Bill 64, like the European Union’s GDPR, too has stringent rules around cross-border transfers. Before exchanging personal information outside Quebec, organizations must confirm that the information will receive an adequate level of protection according to generally accepted data principles.
“The nature, scope and content of this assessment lacks certainty and predictability as it would require businesses to routinely evaluate broad, open-minded concepts such as the ‘legal framework’ of a foreign jurisdiction and ‘generally accepted data protection principles,” said Gratton.
This obligation also raises concerns over whether business need to routinely monitor developments in a foreign jurisdiction to ensure that the information continues to receive adequate protection.
Under the new Quebec privacy law, mandatory privacy impact assessments must also be conducted for any acquisition, development and redesign of an information system involving personal information. This requirement, in combination with cross-border transfers, will have an impact on business supply chains, predicted Karbaliotis. “I expect much more interrogation of companies in supply chains as to how data is managed because there will be a greater requirement to conduct due diligence as there are now serious consequences or fines for failing to do so,” said Karbaliotis.
The fines under Bill 64 can be steep.
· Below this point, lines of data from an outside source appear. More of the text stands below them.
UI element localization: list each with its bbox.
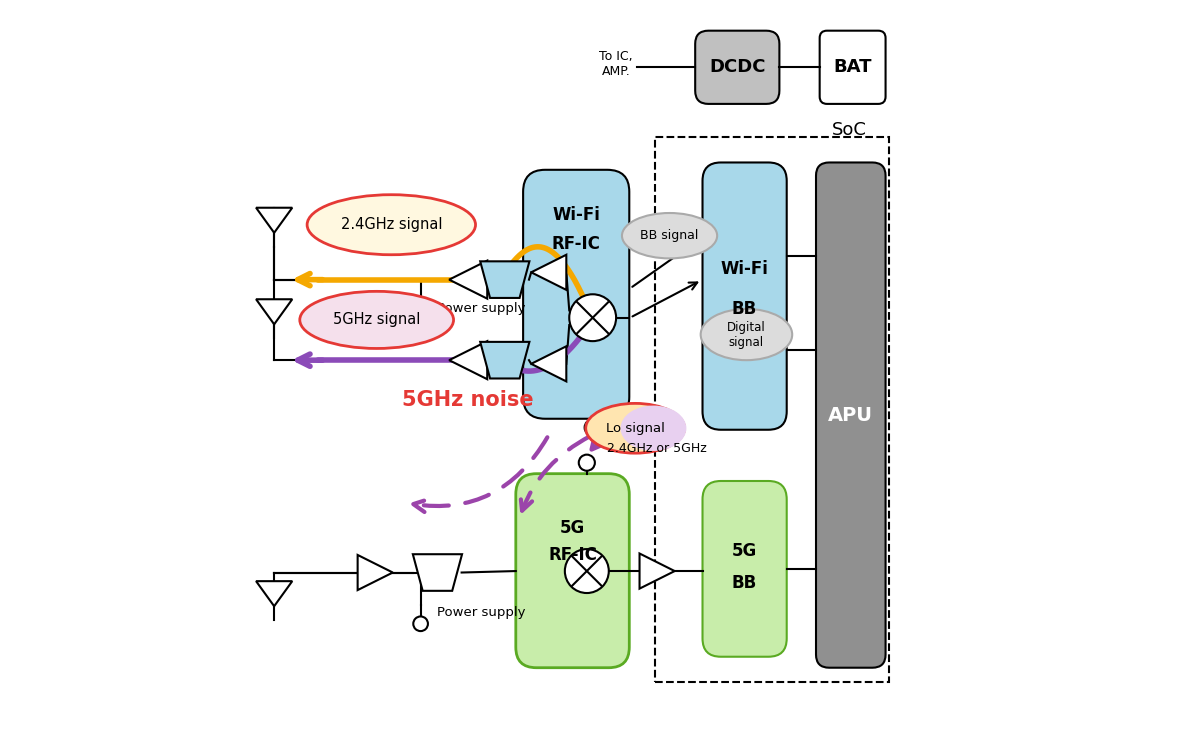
Ellipse shape [586,404,684,453]
Circle shape [578,455,595,470]
Text: Lo signal: Lo signal [606,422,665,435]
Text: 2.4GHz or 5GHz: 2.4GHz or 5GHz [607,442,707,454]
Text: APU: APU [828,406,874,425]
Polygon shape [640,553,674,589]
Circle shape [413,617,428,631]
Polygon shape [449,341,487,379]
Ellipse shape [622,213,718,259]
FancyBboxPatch shape [820,31,886,104]
FancyBboxPatch shape [816,162,886,667]
Polygon shape [358,555,392,590]
Polygon shape [256,581,293,606]
Text: 2.4GHz signal: 2.4GHz signal [341,218,442,232]
FancyBboxPatch shape [516,473,629,667]
Text: 5G: 5G [560,519,586,537]
Polygon shape [532,255,566,290]
Ellipse shape [701,309,792,360]
Text: DCDC: DCDC [709,58,766,76]
Text: BB: BB [732,574,757,592]
Polygon shape [256,208,293,233]
Text: BB: BB [732,301,757,318]
Text: 5G: 5G [732,542,757,560]
Polygon shape [532,346,566,381]
Text: 5GHz signal: 5GHz signal [332,312,420,327]
Text: Wi-Fi: Wi-Fi [552,206,600,223]
Polygon shape [449,261,487,298]
Text: Power supply: Power supply [437,606,526,620]
Text: 5GHz noise: 5GHz noise [402,390,534,410]
FancyBboxPatch shape [702,162,787,430]
Circle shape [565,549,608,593]
Bar [655,137,889,682]
Ellipse shape [620,406,686,451]
Polygon shape [480,262,529,298]
Text: BAT: BAT [833,58,872,76]
Text: To IC,
AMP.: To IC, AMP. [599,50,632,78]
Text: Wi-Fi: Wi-Fi [721,260,768,279]
Polygon shape [413,554,462,591]
Ellipse shape [300,291,454,348]
Polygon shape [256,299,293,324]
Circle shape [413,312,428,327]
Circle shape [569,294,616,341]
Text: RF-IC: RF-IC [548,546,596,564]
FancyBboxPatch shape [695,31,779,104]
Polygon shape [480,342,529,379]
FancyBboxPatch shape [523,170,629,419]
Text: RF-IC: RF-IC [552,235,601,254]
Ellipse shape [307,195,475,255]
Text: Power supply: Power supply [437,302,526,315]
Text: Digital
signal: Digital signal [727,320,766,348]
Text: SoC: SoC [832,121,866,138]
Circle shape [584,420,601,436]
FancyBboxPatch shape [702,481,787,657]
Text: BB signal: BB signal [641,229,698,243]
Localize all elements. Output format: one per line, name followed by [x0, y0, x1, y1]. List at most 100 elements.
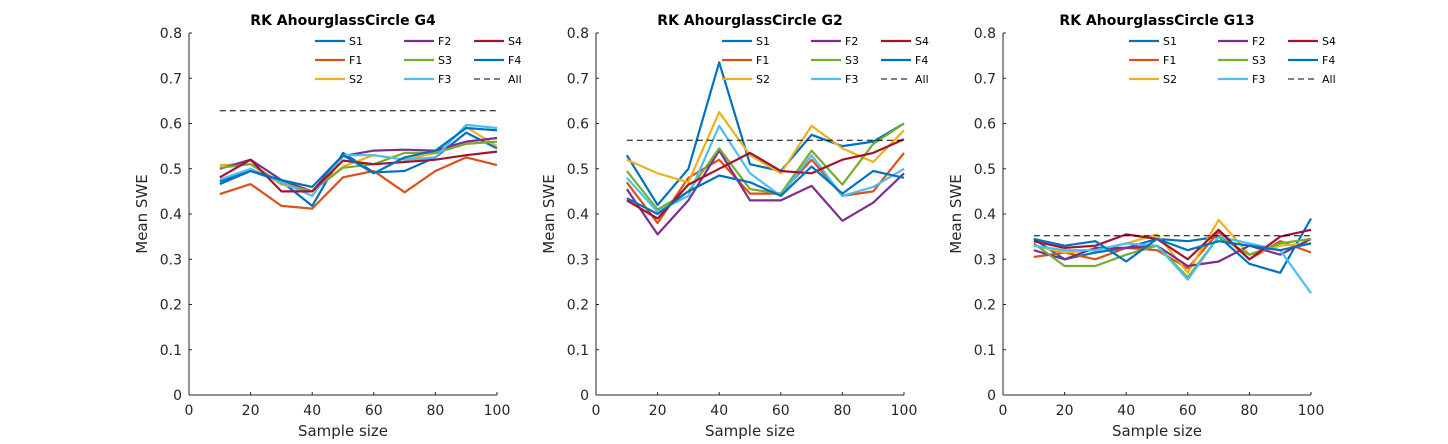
y-tick-label: 0.7: [567, 71, 589, 87]
y-tick-label: 0.1: [160, 343, 182, 359]
legend: S1 F1 S2 F2 S3 F3 S4 F4 All: [1129, 35, 1336, 86]
y-tick-label: 0.4: [974, 207, 996, 223]
series-line-f4: [219, 126, 498, 188]
x-tick-label: 100: [891, 403, 918, 419]
legend-label-s1: S1: [349, 35, 363, 48]
legend-label-f3: F3: [438, 73, 451, 86]
y-tick-label: 0.1: [567, 343, 589, 359]
y-tick-label: 0.6: [567, 117, 589, 133]
series-group: [219, 110, 498, 210]
plot-area: [596, 33, 904, 395]
y-axis-label: Mean SWE: [947, 174, 965, 253]
legend-label-f2: F2: [1252, 35, 1265, 48]
legend-label-s2: S2: [349, 73, 363, 86]
y-tick-label: 0.2: [160, 298, 182, 314]
y-tick-label: 0.5: [160, 162, 182, 178]
y-tick-label: 0.2: [567, 298, 589, 314]
y-tick-label: 0: [987, 388, 996, 404]
y-tick-label: 0.4: [160, 207, 182, 223]
series-line-s1: [625, 61, 905, 207]
x-tick-label: 0: [592, 403, 601, 419]
y-tick-label: 0: [173, 388, 182, 404]
series-group: [625, 61, 905, 236]
legend-label-s2: S2: [1163, 73, 1177, 86]
x-tick-label: 60: [1179, 403, 1197, 419]
y-tick-label: 0.3: [974, 252, 996, 268]
y-tick-label: 0.5: [567, 162, 589, 178]
legend-label-f2: F2: [438, 35, 451, 48]
legend-label-all: All: [1322, 73, 1336, 86]
x-tick-label: 60: [365, 403, 383, 419]
x-tick-label: 40: [1117, 403, 1135, 419]
x-tick-label: 100: [1298, 403, 1325, 419]
series-line-f4: [626, 165, 905, 216]
legend-label-f3: F3: [1252, 73, 1265, 86]
x-tick-label: 60: [772, 403, 790, 419]
legend-label-s3: S3: [438, 54, 452, 67]
legend-label-f2: F2: [845, 35, 858, 48]
y-tick-label: 0.1: [974, 343, 996, 359]
x-axis-label: Sample size: [1112, 422, 1202, 440]
legend-label-s4: S4: [1322, 35, 1336, 48]
y-tick-label: 0.8: [160, 26, 182, 42]
y-tick-label: 0: [580, 388, 589, 404]
x-axis-label: Sample size: [298, 422, 388, 440]
x-tick-label: 40: [303, 403, 321, 419]
series-line-f1: [219, 156, 498, 210]
y-axis-label: Mean SWE: [540, 174, 558, 253]
x-axis-label: Sample size: [705, 422, 795, 440]
y-tick-label: 0.8: [567, 26, 589, 42]
legend-label-s3: S3: [845, 54, 859, 67]
legend-label-s1: S1: [756, 35, 770, 48]
y-tick-label: 0.5: [974, 162, 996, 178]
x-tick-label: 0: [185, 403, 194, 419]
y-tick-label: 0.3: [567, 252, 589, 268]
y-tick-label: 0.4: [567, 207, 589, 223]
chart-title: RK AhourglassCircle G2: [657, 13, 842, 29]
series-line-f2: [219, 136, 498, 193]
chart-panel-3: 0 20 40 60 80 100 0 0.1 0.2 0.3 0.4 0.5 0.6 0.7 0.8 RK …: [947, 13, 1336, 440]
legend-label-s4: S4: [508, 35, 522, 48]
x-tick-label: 80: [426, 403, 444, 419]
legend-label-f1: F1: [756, 54, 769, 67]
x-tick-label: 20: [242, 403, 260, 419]
y-tick-label: 0.8: [974, 26, 996, 42]
legend-label-f4: F4: [508, 54, 521, 67]
chart-panel-1: 0 20 40 60 80 100 0 0.1 0.2 0.3 0.4 0.5 0.6 0.7 0.8 RK …: [133, 13, 522, 440]
legend-label-s4: S4: [915, 35, 929, 48]
legend-label-f4: F4: [1322, 54, 1335, 67]
series-group: [1033, 217, 1312, 294]
legend-label-s2: S2: [756, 73, 770, 86]
plot-area: [189, 33, 497, 395]
legend: S1 F1 S2 F2 S3 F3 S4 F4 All: [315, 35, 522, 86]
legend: S1 F1 S2 F2 S3 F3 S4 F4 All: [722, 35, 929, 86]
legend-label-all: All: [508, 73, 522, 86]
chart-panel-2: 0 20 40 60 80 100 0 0.1 0.2 0.3 0.4 0.5 0.6 0.7 0.8 RK …: [540, 13, 929, 440]
x-tick-label: 40: [710, 403, 728, 419]
x-tick-label: 20: [649, 403, 667, 419]
y-tick-label: 0.3: [160, 252, 182, 268]
x-tick-label: 20: [1056, 403, 1074, 419]
y-tick-label: 0.6: [160, 117, 182, 133]
legend-label-all: All: [915, 73, 929, 86]
x-tick-label: 100: [484, 403, 511, 419]
series-line-f4: [1033, 237, 1312, 263]
y-tick-label: 0.7: [974, 71, 996, 87]
chart-title: RK AhourglassCircle G4: [250, 13, 436, 29]
x-tick-label: 80: [1240, 403, 1258, 419]
legend-label-f1: F1: [349, 54, 362, 67]
plot-area: [1003, 33, 1311, 395]
series-line-s3: [219, 140, 498, 193]
legend-label-s1: S1: [1163, 35, 1177, 48]
y-tick-label: 0.7: [160, 71, 182, 87]
x-tick-label: 80: [833, 403, 851, 419]
legend-label-f3: F3: [845, 73, 858, 86]
series-line-f2: [625, 149, 905, 236]
y-tick-label: 0.2: [974, 298, 996, 314]
legend-label-f4: F4: [915, 54, 928, 67]
x-tick-label: 0: [999, 403, 1008, 419]
y-tick-label: 0.6: [974, 117, 996, 133]
legend-label-s3: S3: [1252, 54, 1266, 67]
legend-label-f1: F1: [1163, 54, 1176, 67]
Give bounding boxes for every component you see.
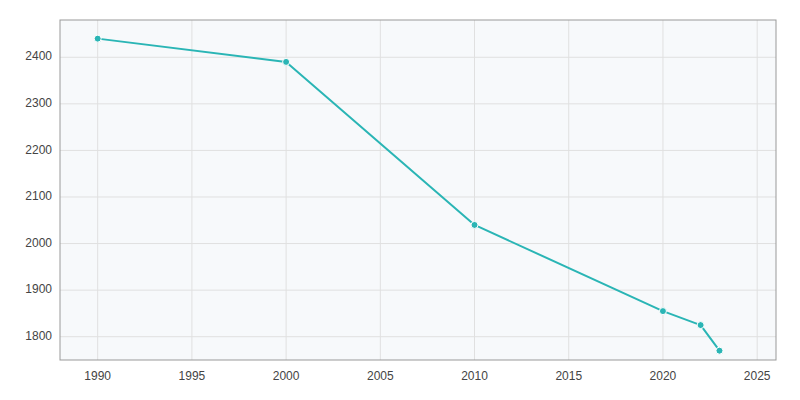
tick-labels: 1990 1995 2000 2005 2010 2015 2020 2025 1800 1900… xyxy=(25,49,771,383)
point xyxy=(659,308,666,315)
point xyxy=(283,58,290,65)
x-tick-label: 2005 xyxy=(367,369,394,383)
x-grid-line xyxy=(97,20,98,360)
y-grid-line xyxy=(60,150,776,151)
y-grid-line xyxy=(60,57,776,58)
chart-container: 1990 1995 2000 2005 2010 2015 2020 2025 1800 1900… xyxy=(0,0,800,400)
y-tick-label: 2100 xyxy=(25,189,52,203)
plot-frame xyxy=(60,20,776,360)
x-tick-label: 2015 xyxy=(555,369,582,383)
x-grid-line xyxy=(568,20,569,360)
x-grid-line xyxy=(191,20,192,360)
plot-background xyxy=(60,20,776,360)
grid xyxy=(60,20,776,360)
x-tick-label: 2020 xyxy=(650,369,677,383)
chart-svg: 1990 1995 2000 2005 2010 2015 2020 2025 1800 1900… xyxy=(0,0,800,400)
y-grid-line xyxy=(60,336,776,337)
y-grid-line xyxy=(60,290,776,291)
y-tick-label: 2000 xyxy=(25,236,52,250)
y-grid-line xyxy=(60,243,776,244)
x-tick-label: 2025 xyxy=(744,369,771,383)
x-grid-line xyxy=(286,20,287,360)
x-tick-label: 1995 xyxy=(179,369,206,383)
y-tick-label: 1800 xyxy=(25,329,52,343)
x-grid-line xyxy=(474,20,475,360)
x-tick-label: 2010 xyxy=(461,369,488,383)
y-tick-label: 2400 xyxy=(25,49,52,63)
x-grid-line xyxy=(380,20,381,360)
point xyxy=(471,221,478,228)
y-tick-label: 1900 xyxy=(25,282,52,296)
x-tick-label: 2000 xyxy=(273,369,300,383)
line xyxy=(98,39,720,351)
point xyxy=(697,322,704,329)
x-tick-label: 1990 xyxy=(84,369,111,383)
y-grid-line xyxy=(60,196,776,197)
data-group xyxy=(94,35,723,354)
point xyxy=(94,35,101,42)
y-tick-label: 2200 xyxy=(25,143,52,157)
point xyxy=(716,347,723,354)
y-tick-label: 2300 xyxy=(25,96,52,110)
x-grid-line xyxy=(757,20,758,360)
y-grid-line xyxy=(60,103,776,104)
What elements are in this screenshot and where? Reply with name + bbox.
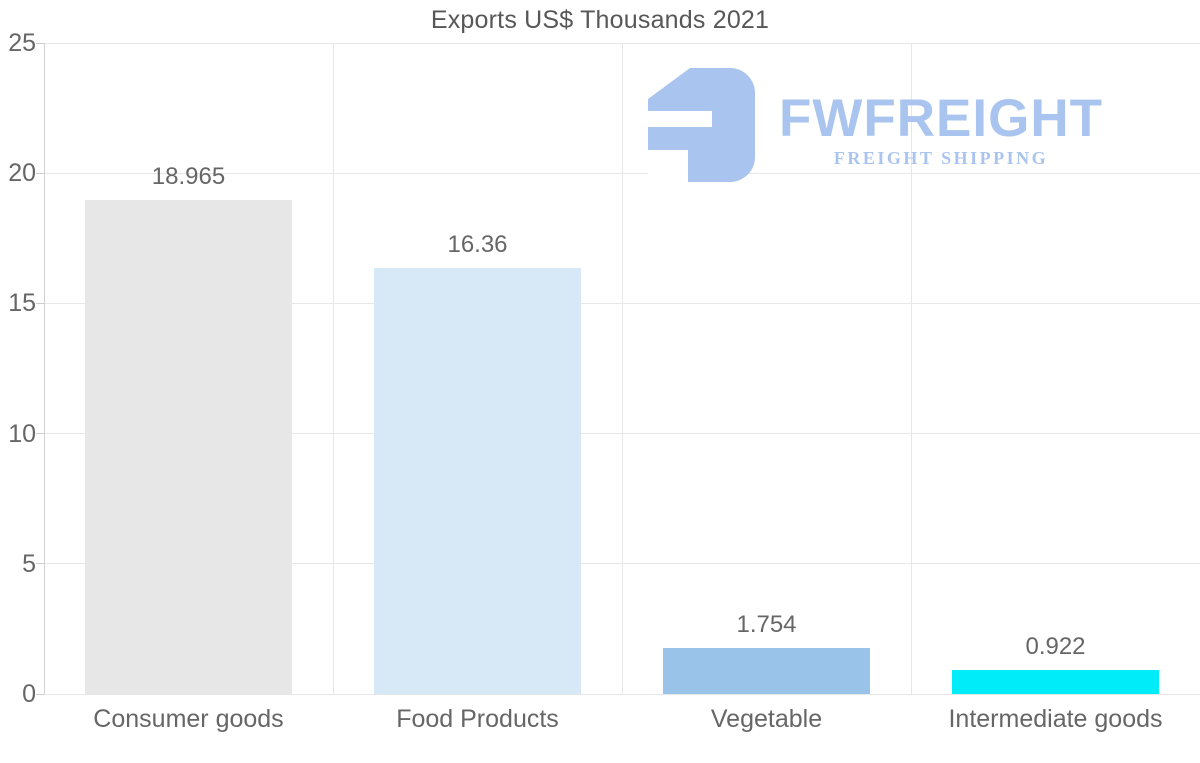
y-axis-tick-mark <box>36 172 44 174</box>
logo-tagline: FREIGHT SHIPPING <box>833 148 1049 168</box>
y-axis-tick-mark <box>36 42 44 44</box>
x-axis-label-vegetable: Vegetable <box>710 705 823 733</box>
gridline-vertical <box>332 43 334 694</box>
bar-value-label-consumer-goods: 18.965 <box>151 163 226 191</box>
y-axis-tick-label: 15 <box>8 289 36 318</box>
gridline-horizontal <box>44 693 1200 695</box>
y-axis-tick-mark <box>36 693 44 695</box>
bar-vegetable[interactable] <box>663 648 870 694</box>
y-axis-tick-label: 5 <box>22 549 36 578</box>
bar-consumer-goods[interactable] <box>85 200 292 694</box>
bar-value-label-intermediate-goods: 0.922 <box>1025 633 1086 660</box>
x-axis-label-food-products: Food Products <box>396 705 559 733</box>
bar-intermediate-goods[interactable] <box>952 670 1159 694</box>
chart-title: Exports US$ Thousands 2021 <box>430 6 770 34</box>
y-axis-tick-mark <box>36 302 44 304</box>
y-axis-tick-label: 10 <box>8 419 36 448</box>
logo-text-block: FWFREIGHT FREIGHT SHIPPING <box>779 68 1103 169</box>
y-axis-tick-label: 20 <box>8 159 36 188</box>
y-axis-line <box>43 43 45 694</box>
y-axis-tick-label: 25 <box>8 29 36 57</box>
bar-food-products[interactable] <box>374 268 581 694</box>
y-axis-tick-mark <box>36 433 44 435</box>
y-axis-tick-mark <box>36 563 44 565</box>
x-axis-label-consumer-goods: Consumer goods <box>93 705 284 733</box>
fwfreight-logo: FWFREIGHT FREIGHT SHIPPING <box>648 68 1103 182</box>
fwfreight-logo-icon <box>648 68 755 182</box>
y-axis-tick-label: 0 <box>22 680 36 708</box>
bar-value-label-food-products: 16.36 <box>447 231 508 258</box>
x-axis-label-intermediate-goods: Intermediate goods <box>948 705 1163 733</box>
gridline-vertical <box>910 43 912 694</box>
logo-wordmark: FWFREIGHT <box>779 89 1103 148</box>
bar-value-label-vegetable: 1.754 <box>736 611 797 639</box>
plot-area: 18.965 16.36 1.754 0.922 <box>43 42 1200 695</box>
gridline-vertical <box>621 43 623 694</box>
Quebec’s privacy regulator, the Commission d’accès à l’information (CAI), now has greater powers of enforcement that allow it to impose administrative monetary penalties for a wide range of violations, The penalties for private sector offenders can reach as high as $10 million or if greater two per cent of worldwide turnover for the preceding fiscal year. The law also empowers the CAI to launch penal proceedings for breaches of the Act, with the minimum fine being $15,000 and the maximum up to $25 million or four per cent of the worldwide business revenue, whichever is greater. Moreover Bill 64 creates a private right of action for damages for unlawful infringement in the Act or the Civil Code.
Public and private sector organizations have their work cut out for them, assert privacy experts.
“The idea of treating this as a marathon rather than a sprint is very important,” said Omer. “This has to be sort of a process where you you really need to think about the data you have and collect. And, it’s not an obvious question. Some organizations might not really know what data they collect, what they store, how they store it, and whether they’re in compliance.
“You really need to understand your systems. You have to understand your policies, your procedures, and what you’re doing and figure out how it fits into each of the many elements of that, and there are many elements to this legislation. That’s why there’s a two-year period.”